Vediamo bene che questa ultima affermazione non corrisponde alla realtà, e però funziona come se potesse effettivamente tendere a una totalizzazione delle attività umane. Dove stanno i punti di caduta di questa contraddizione? All’interno del discorso mainstream rimane una falsa concezione dell’algoritmo, identificato sempre più spesso come «nuovo modello scientifico» per lo studio della realtà, sovrapponendo l’ipotesi scientifica con lo strumento usato per indagare la sua veridicità: in che modo quindi la diffusione di queste tecniche sta accelerando una mutazione nel rapporto tra scienze e verità? Tra autorevolezza dei tecnici e fiducia nel loro operato?

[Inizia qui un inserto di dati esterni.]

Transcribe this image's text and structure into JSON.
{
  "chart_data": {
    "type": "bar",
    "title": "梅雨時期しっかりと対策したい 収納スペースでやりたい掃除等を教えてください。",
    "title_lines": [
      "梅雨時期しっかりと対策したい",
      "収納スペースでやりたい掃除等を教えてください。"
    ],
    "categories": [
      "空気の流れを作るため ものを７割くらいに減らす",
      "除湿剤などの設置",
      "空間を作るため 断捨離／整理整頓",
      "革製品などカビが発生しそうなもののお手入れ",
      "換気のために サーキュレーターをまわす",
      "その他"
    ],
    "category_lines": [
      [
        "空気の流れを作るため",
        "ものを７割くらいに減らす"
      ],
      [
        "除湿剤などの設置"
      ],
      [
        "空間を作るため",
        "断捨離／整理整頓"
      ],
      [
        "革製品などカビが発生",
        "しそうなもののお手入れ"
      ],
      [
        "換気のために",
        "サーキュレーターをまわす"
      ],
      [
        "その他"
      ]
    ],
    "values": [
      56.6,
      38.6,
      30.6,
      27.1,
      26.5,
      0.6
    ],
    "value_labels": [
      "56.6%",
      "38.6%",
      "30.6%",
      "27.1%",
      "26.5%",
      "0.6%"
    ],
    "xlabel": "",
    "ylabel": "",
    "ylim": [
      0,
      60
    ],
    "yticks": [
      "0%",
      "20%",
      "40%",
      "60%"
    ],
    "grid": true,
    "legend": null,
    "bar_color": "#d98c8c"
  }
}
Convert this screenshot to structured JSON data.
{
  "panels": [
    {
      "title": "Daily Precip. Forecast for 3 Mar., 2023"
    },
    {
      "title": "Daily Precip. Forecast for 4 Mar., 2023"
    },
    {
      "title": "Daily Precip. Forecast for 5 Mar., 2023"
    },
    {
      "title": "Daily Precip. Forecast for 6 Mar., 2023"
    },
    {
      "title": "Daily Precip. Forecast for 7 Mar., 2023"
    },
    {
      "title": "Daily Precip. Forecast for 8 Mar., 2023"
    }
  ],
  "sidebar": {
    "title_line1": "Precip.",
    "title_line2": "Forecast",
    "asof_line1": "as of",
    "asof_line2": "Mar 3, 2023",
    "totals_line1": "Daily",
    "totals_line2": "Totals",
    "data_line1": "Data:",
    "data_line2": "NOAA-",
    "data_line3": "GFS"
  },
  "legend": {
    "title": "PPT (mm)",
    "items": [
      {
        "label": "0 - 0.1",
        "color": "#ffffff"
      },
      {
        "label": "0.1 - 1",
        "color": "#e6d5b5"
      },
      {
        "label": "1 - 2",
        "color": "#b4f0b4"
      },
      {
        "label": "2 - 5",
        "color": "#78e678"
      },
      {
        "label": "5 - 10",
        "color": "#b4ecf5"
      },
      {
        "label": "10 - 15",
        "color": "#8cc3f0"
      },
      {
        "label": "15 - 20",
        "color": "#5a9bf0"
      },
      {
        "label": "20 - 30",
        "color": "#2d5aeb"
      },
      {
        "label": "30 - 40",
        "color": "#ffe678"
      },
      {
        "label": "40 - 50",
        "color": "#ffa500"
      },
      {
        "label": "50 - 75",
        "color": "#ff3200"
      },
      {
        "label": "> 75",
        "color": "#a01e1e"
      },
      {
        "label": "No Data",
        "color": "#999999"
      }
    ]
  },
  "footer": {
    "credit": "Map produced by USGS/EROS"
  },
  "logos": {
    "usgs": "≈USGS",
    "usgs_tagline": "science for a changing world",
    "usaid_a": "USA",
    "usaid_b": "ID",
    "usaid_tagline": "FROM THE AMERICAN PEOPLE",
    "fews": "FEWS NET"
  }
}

I tecnici e l’organizzazione del loro lavoro

Infine, questi nodi si collegano a un approfondimento sui tecnici e gli scienziati, la loro organizzazione, il funzionamento effettivo degli spazi accademici e di ricerca in cui il sapere scientifico «legittimo» viene prodotto. Che tipo di conoscenza viene prodotta dalle forme di vita immanenti di questi soggetti? L’intervento di Elisabetta Donini si è soffermato sulla spinta soggettiva che anima i saperi scientifici, in particolare attraverso il prisma del genere. Ci sembra che abbia un grande rilievo un approccio che tenga conto dei soggetti che fanno scienza, delle loro visioni e delle forze che portano (o che non riescono a portare) all’interno della ricerca scientifica.

In più, la forma attraverso cui il lavoro scientifico viene organizzato deve essere sempre più messa in relazione con la forma dei saperi prodotti. Non soltanto c’è bisogno di approfondire il modo in cui il sapere è sussunto dentro logiche di accumulazione – volte al profitto, all’organizzazione militare, al controllo ecc. – qualcosa che in un gergo marxista possiamo ricondurre alla sussunzione formale; ma in più, ci sembra che la specializzazione dei tecnici «duri» sia una forma di alienazione più profonda, riconducibile alla sussunzione reale, che non viene messa davvero in discussione dai richiami alla complessità o all’interdisciplinarietà. Una possibile pista da indagare nel prossimo futuro potrà avere per traccia l’analisi delle tendenze e delle strategie che i tecnici e gli scienziati mettono in atto di fronte al sopravanzare di sempre più ristrette forme di specializzazione e frammentazione del sapere: in che modo ci si oppone o si cerca di frenare il costante aumento del carico di lavoro/formazione, o anche in che modo si cerca di tornare ad avere una presa sulle conoscenze prodotte. In modo interessante, la partecipazione di molti scienziati all’attivismo ecologista, in diverse modalità, sembra fornire una prima parziale risposta a questa domanda: la rottura conflittuale della neutralità del sapere è la prima forma di riappropriazione della conoscenza.